Growing Home Loan Interest Rates: We Tell You How To Avoid The Toxic Repayment
Homeowners have come across this kind of thing for a very long time: repayment installments at several banks have begun to rise again, as the international sentiment is pushing up benchmark yields, which in turn affects credit rates. Compared to the beginning of the year, the repayment of creditors may increase by several thousand forints. Floating rate mortgage lenders may be the worst, but the price increase is also felt on fixed rate loans.
According to Dave analysis, interest rates on forint loans offered by banks have also risen due to rising benchmark yields. The change affects not only floating rate loans but also fixed rate loans.
But what does this mean for installments? Trouble with your floating rate loan? How can you overcome the rising installment? These are also covered in this article.
Loans are getting more expensive, banks are watching
The cautious rise has been on floating rate loans since the beginning of the year, but more and more fixed-rate products have seen a change, a phenomenon unprecedented in recent months.
For example, Goodbank Bank’s fixed-rate mortgage loan for the duration of 10 years, excluding discounts, rose from 5.10 percent in June to 5.90 percent, a difference of 0.80 percentage points. At E-money Bank, the interest rate on fixed-rate mortgages also increased from 6.15 percent to 6.72 percent, with a 0.25 percentage point increase at Fix10 and Fix5 and 0.35 percentage points at Erste Bank.
What determines your forint loan interest rate?
While for fixed rate loans you do not need to be afraid of a change in interest rates over the life of a fixed rate loan, there are two things that influence the interest rate of a loan and the amount of installments you pay on it:
- the reference rate
- and the interest premium
Interest surcharge: The interest rate surcharge is determined by the bank based on how risky you are to lend, subject to strict conditions by the central bank. The financial institution may adjust the interest rate premium up to the amount calculated using the interest rate change indicator also available on the website of the National Bank of Hungary, so that the interest margin has little influence on the size of your repayment.
So, if your loan is a floating rate loan with a 3, 6 or 12 month interest rate, the bank will check every 3, 6 or 12 months how the reference rate has changed and adjust the interest rate on your loan.

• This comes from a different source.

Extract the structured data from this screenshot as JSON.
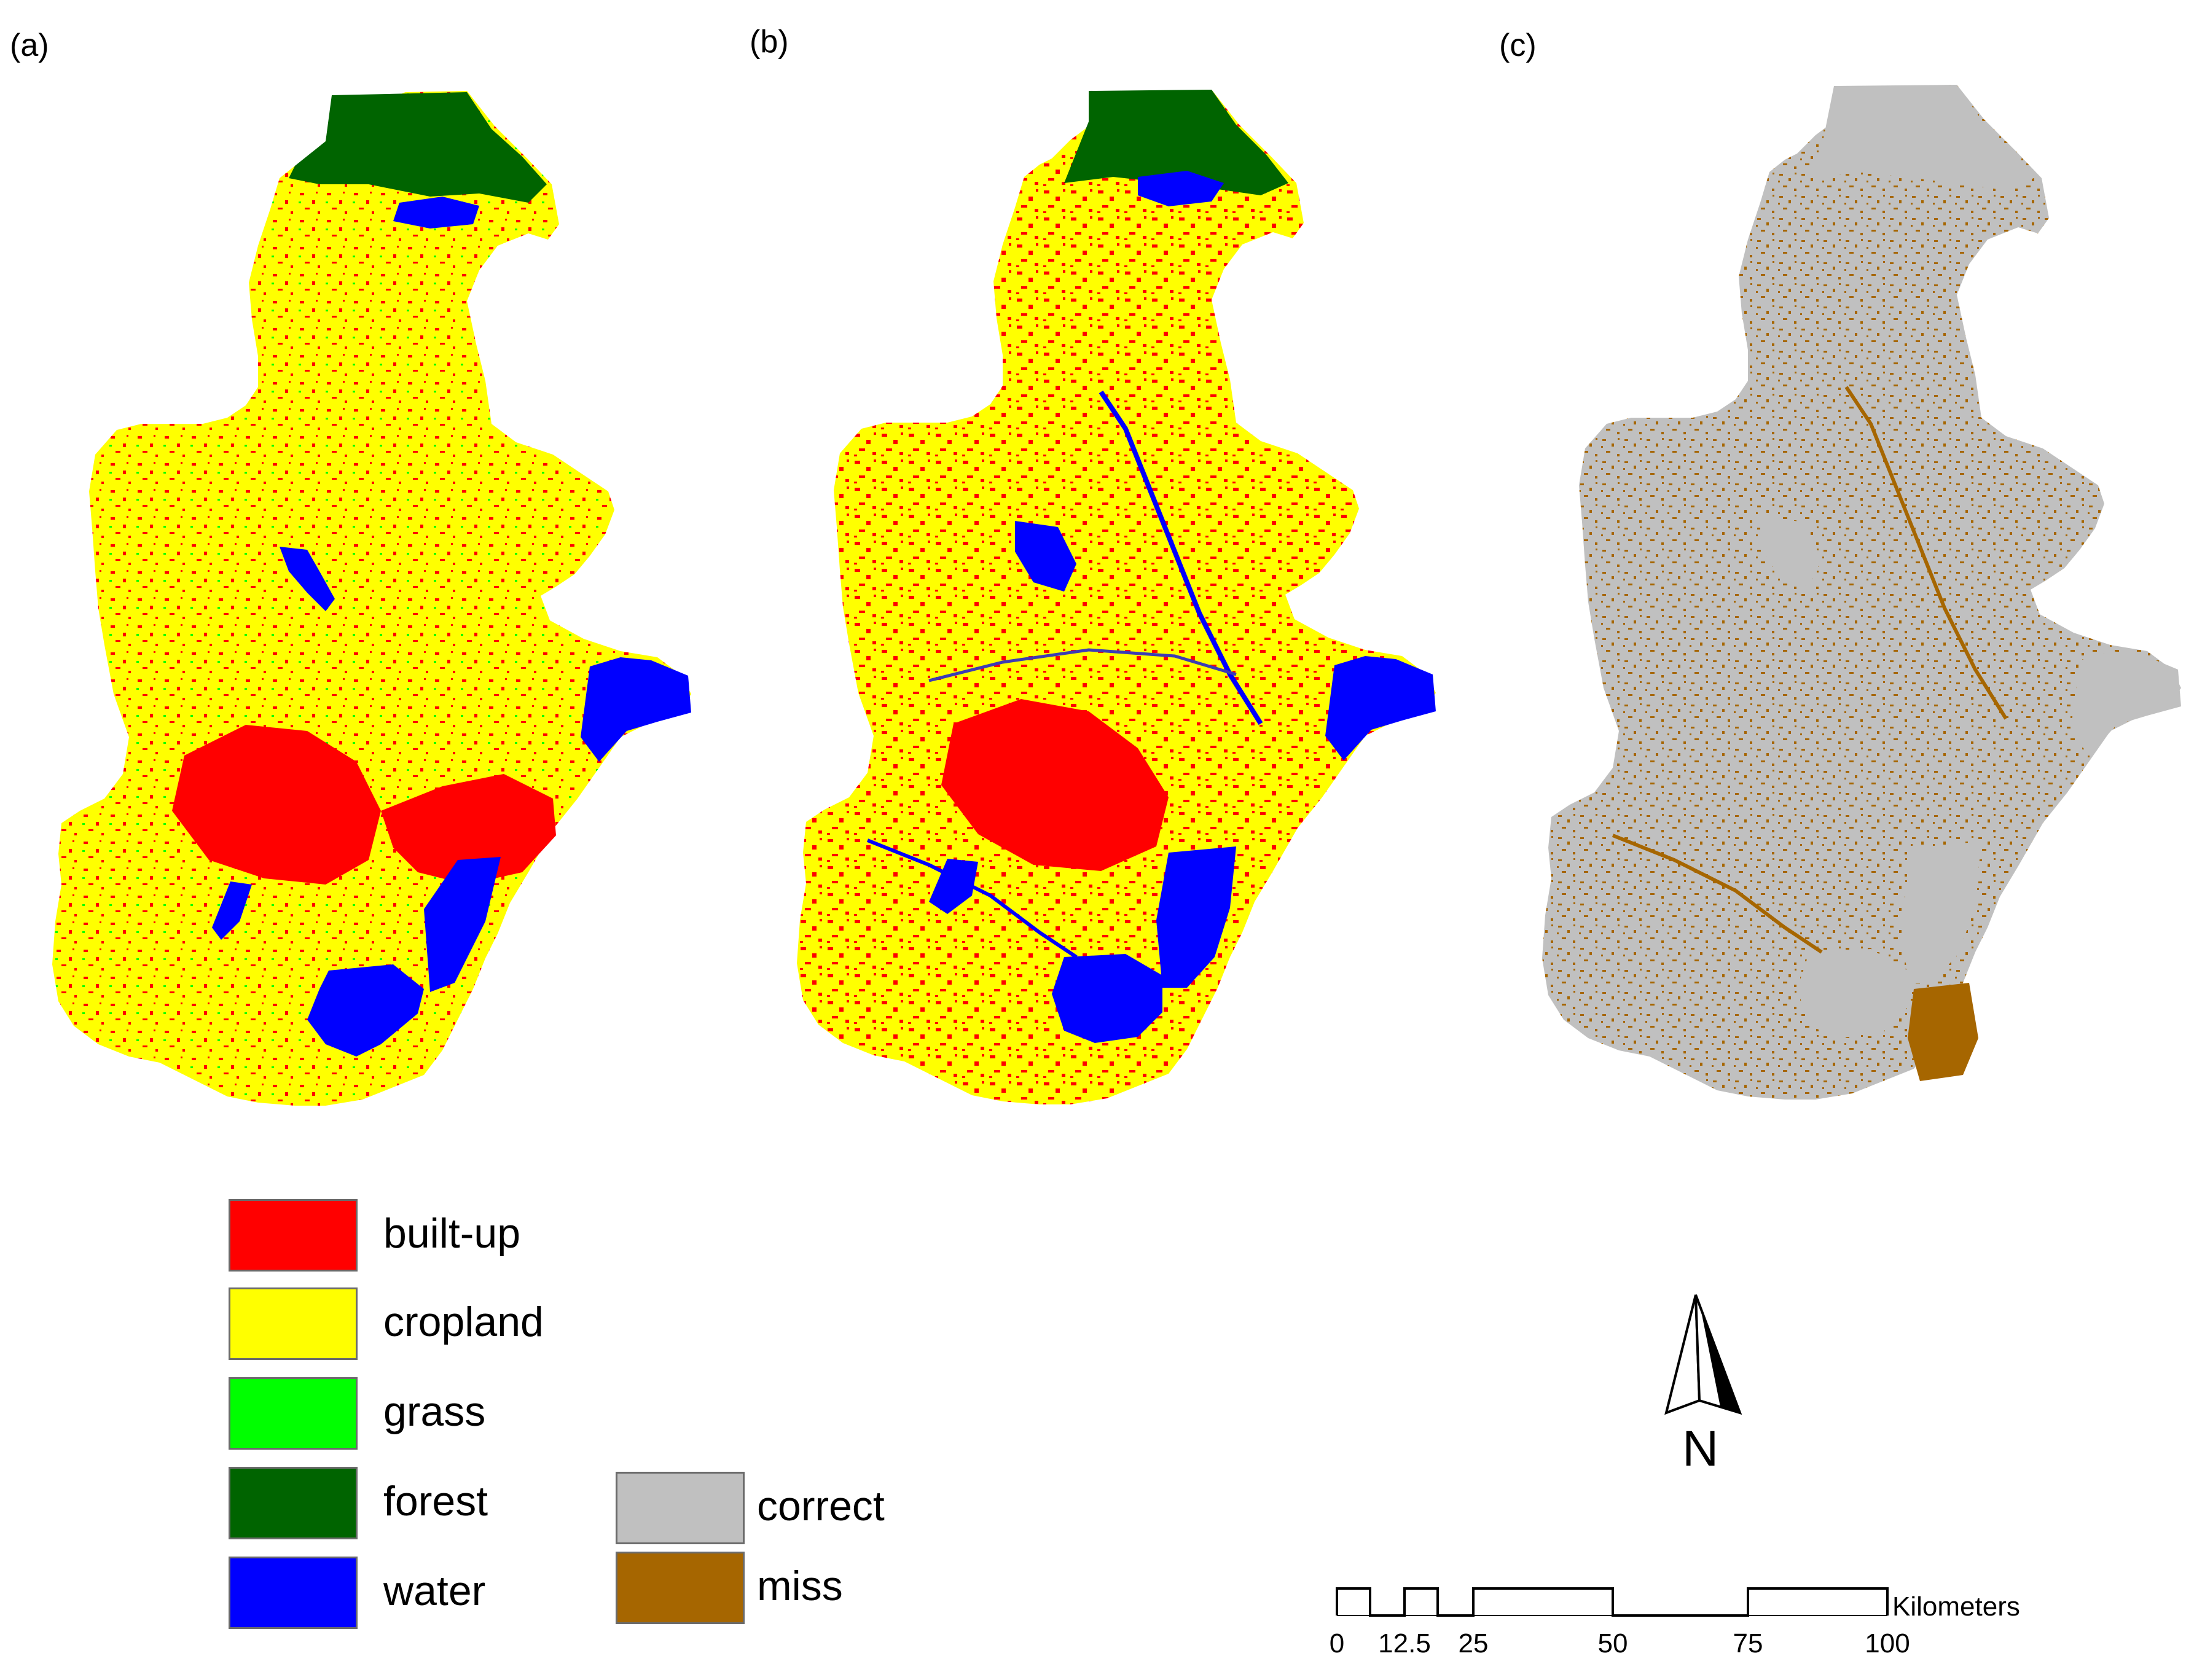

And if interest increases, it also means an increase in your installment.
How much can your installment increase?
According to Dave analysis, even a few percentage point shift in the reference rate can increase the installment by heavy thousands. For example, a financial institution’s $ 15,000,000 12-month Good Finance loan showed a 2.7 percent increase, which increases the current repayment by $ 2,500 over a 20-year term.
For example, in the case of fixed-rate loans, the repayment of a fixed-rate loan for a fixed term of 10 years will be HUF 2,468 more monthly than one of the leading domestic financial institutions and a difference of HUF 5,500 over a 5-year period. Of course, depending on your design, the increase may be only a few hundred forints compared to the amounts shown in the examples, but you should keep in mind that in the future you may expect a further increase so your payday may increase significantly.